TÜRKİYE'NİN SANATÇI ÇOCUKLARI NE SÖYLÜYOR?

Dünya sanat ve kültür endüstrisinin 300 yıllık sanat tüketimi, gelişimi uzun zamandır, Batının tekelinde ve elinde bir üretim pazarı yarattığı için başarısını büyütüyor, neredeyse referans olmasınında önünü açmış oluyordu. Resim'den Müziğe,Tiyatro'dan Sinema'ya, Şiir'den Heykel'e, Mimari'den Dans'a çıkardığı yıldızlar hep hayatımızın, yaşamımızın imgelerinde yerini koruyordu. Çünkü; 1800'lerin başında Fransız Burjuva Devrimi dizayn ettiği dünyanın sofrasına sanatçılar için fikir hakları mülkiyet yasası armağan etti ve bu yasa Batı dünyasının çocuklarının sanatçılar doğmasına da umut olduğu kadar cesaret verdi!

Bize 1951'de gelen yasa 1961'de uygulamaya geçse de pek umut veremedi. Ancak, Cumhuriyetin kuruluşu ve Deha Liderin önündeki altın çocuklar yasası Batı ile olan açığın veya Batı ile buluşmanın deneyselliklerini anlama saati için adım attı.

Şimdi; Dünya Sanat Borsası ile yönetilirken izlenen yolun geçmişi, uygulamaları hiç durmadan üreten Batı'nın elinde Amerika'da dahil açılan müzeler,açılan galeriler, enstitüler durmak bilmiyor. Ülkemizin gençlik canında yarın için kurduğu köprülerde yurdun sanatçı çocukları gerçek anlamda benim de üzerinde çalıştığım ve çeşitli sanat gündemleri, atölyeler, konserler bütünlüğünde pandemi öncesinde İstanbul merkezli etkinliklerle yerini almıştı. 
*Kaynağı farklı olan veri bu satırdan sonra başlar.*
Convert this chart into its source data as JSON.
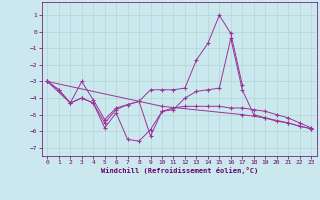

"Sanat İbadettir, her evden bir sanatçı çocuk çıkana kadar, ölmek, durmak, uyumak yok!" Tezi ile hazırladığım  deneysel etkinliklere ki uyuşturucu bağımlısı olan bölgelerde özellikle bir program ve yaratıcı düşünme uygulamaları için sergiler, konserler yaşandı buraya gelen 1100 çocuk'tan 110 altın çocuk seçmiş ve hangisinin geleceğin ressamı, yazarı, dansçısı, tiyatrocusu, sinemacısı, müzisyeni olacak diye onlarla çalışarak bir sonuç'a varmıştım!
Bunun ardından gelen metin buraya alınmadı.